Wednesday, July 02, 2008

In Further Defense of Belloc

I was grateful for Love2Learn Mom's earlier post about Belloc. He does seem to get a lot of negative press, which I think is very unfortunate. All men have faults, and Belloc's strengths seem to be largely overlooked. I particularly admire him for his absolutely extraordinary faith. Apparently his relationship with God was never charged with emotionalism. Rather, one could almost say that his whole life was a dark night of the soul. He said that if he weren't a Catholic he would be an atheist, but that he was a Catholic because Catholicism was real and true.

I can't even begin to express how awed I am by this faith of his. Through sheer will he kept to the Faith, and kept to it strongly, even when he felt nothing. Some people, particularly those who seem to put a huge emphasis on an emotional relationship with God, would take this to mean that he didn't love. Quite the contrary. Lack of emotion doesn't mean lack of love. Rather, I think, it is the great love of loyalty, of fidelity in the face of everything, of a strong fortitude.

That was a bit of a passionate sidetrack, so excuse me. My original intent was to give you a quote from A.N. Wilson's biography of Belloc, in an attempt to show Belloc's truly beautiful character. It's a tragic bit, concerning the death of his wife Elodie:

The next day, her body was carried down to the hall at King's Land where it lay surrounded by candles. Neighbours and friends came to pray beside it. Belloc wandered upstairs again and along the narrow corridor to her room. He glanced round once more at her dressing table, at her clothes, at her bed with its scarlet coverlet. It had always been a dark room, its small windows preventing it from getting much sunlight. He came out of the room and turned the key in its lock. From that moment, Elodie's bedroom was sealed up forever. So, too, was her little parlour downstairs. No one entered them again in Belloc's lifetime. Nor would he ever pass that bedroom door without pausing to kiss it or trace upon it the sign of the cross. And this he did for the next forty years.
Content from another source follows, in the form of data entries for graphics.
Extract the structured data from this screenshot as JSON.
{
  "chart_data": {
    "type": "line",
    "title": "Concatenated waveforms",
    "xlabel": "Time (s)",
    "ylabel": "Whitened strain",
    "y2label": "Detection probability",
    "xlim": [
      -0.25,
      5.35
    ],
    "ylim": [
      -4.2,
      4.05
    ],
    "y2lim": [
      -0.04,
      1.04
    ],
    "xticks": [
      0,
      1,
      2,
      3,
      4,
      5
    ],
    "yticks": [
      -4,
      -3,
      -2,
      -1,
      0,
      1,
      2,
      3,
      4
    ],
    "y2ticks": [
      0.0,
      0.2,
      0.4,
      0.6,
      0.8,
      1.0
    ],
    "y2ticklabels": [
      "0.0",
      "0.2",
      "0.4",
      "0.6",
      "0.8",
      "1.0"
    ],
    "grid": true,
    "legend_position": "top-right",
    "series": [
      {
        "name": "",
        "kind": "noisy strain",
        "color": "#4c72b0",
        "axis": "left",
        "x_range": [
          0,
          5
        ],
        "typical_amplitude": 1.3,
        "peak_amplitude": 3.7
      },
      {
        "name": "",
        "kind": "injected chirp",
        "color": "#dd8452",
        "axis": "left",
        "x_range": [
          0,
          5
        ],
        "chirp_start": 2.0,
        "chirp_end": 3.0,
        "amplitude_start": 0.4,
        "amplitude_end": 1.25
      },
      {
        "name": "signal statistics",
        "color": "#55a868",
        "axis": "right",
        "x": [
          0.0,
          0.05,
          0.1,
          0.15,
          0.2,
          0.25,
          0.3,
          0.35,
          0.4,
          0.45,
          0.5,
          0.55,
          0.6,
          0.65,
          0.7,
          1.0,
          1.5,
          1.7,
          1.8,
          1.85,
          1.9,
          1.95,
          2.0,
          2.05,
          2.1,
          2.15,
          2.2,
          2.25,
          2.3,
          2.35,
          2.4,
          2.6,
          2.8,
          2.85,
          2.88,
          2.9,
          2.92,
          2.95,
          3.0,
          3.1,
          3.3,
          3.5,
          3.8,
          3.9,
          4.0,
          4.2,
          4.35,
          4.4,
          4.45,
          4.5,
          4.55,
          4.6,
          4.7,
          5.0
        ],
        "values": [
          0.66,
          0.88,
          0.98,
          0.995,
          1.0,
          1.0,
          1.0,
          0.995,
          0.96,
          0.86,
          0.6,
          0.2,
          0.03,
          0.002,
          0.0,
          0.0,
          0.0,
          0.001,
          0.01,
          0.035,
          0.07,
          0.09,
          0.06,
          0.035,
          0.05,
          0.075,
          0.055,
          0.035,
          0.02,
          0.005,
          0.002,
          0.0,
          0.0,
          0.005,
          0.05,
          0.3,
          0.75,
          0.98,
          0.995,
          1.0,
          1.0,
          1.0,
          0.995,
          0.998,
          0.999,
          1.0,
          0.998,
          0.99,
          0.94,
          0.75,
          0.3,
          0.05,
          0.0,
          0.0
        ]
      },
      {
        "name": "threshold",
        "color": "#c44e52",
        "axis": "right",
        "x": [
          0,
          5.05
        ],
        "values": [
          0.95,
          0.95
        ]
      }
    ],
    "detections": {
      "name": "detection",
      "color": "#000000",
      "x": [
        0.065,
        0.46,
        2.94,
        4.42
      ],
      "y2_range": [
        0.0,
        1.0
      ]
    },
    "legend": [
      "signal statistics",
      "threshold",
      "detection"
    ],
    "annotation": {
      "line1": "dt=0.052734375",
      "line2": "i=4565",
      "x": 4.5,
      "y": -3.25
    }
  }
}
--from Hilaire Belloc: A Biography by A.N. Wilson

Tuesday, July 01, 2008

The Path to San Francisco...

One of the things I like about the recent name change on this blog is that *I*, the quiet behind-the-scenes moderator, get to post interesting tidbits once in awhile. Here's my first - one I simply had to pass along the minute I saw it - especially given some slightly negative press that Belloc's had here in the past...

Anthony Esolen at Mere Comments tells this story about Chesterton’s friend Hillaire Belloc: “It seems that when Belloc was serving as a young man in the French army, he met an American woman with whom he fell passionately in love. Once discharged from the army, Belloc sold his beloved complete set of the works of Cardinal Newman to scramble up the money for boat fare across the Atlantic. He landed in New York, and walked across the continent to San Francisco, supporting himself by manual labor. When he arrived at the young lady’s door in California, he proposed to her on the spot. She agreed. It was a long engagement — they were married seven years later, when she was 25 and he was 26. Read those last sentences again, carefully. Unfortunately, their happy marriage was broken by the early death of Mrs. Belloc, at age 43; and Belloc had already lost a son in World War I, and would lose another in World War II. But whatever you may say about the man’s writings and his polemical opinions, Belloc lived.”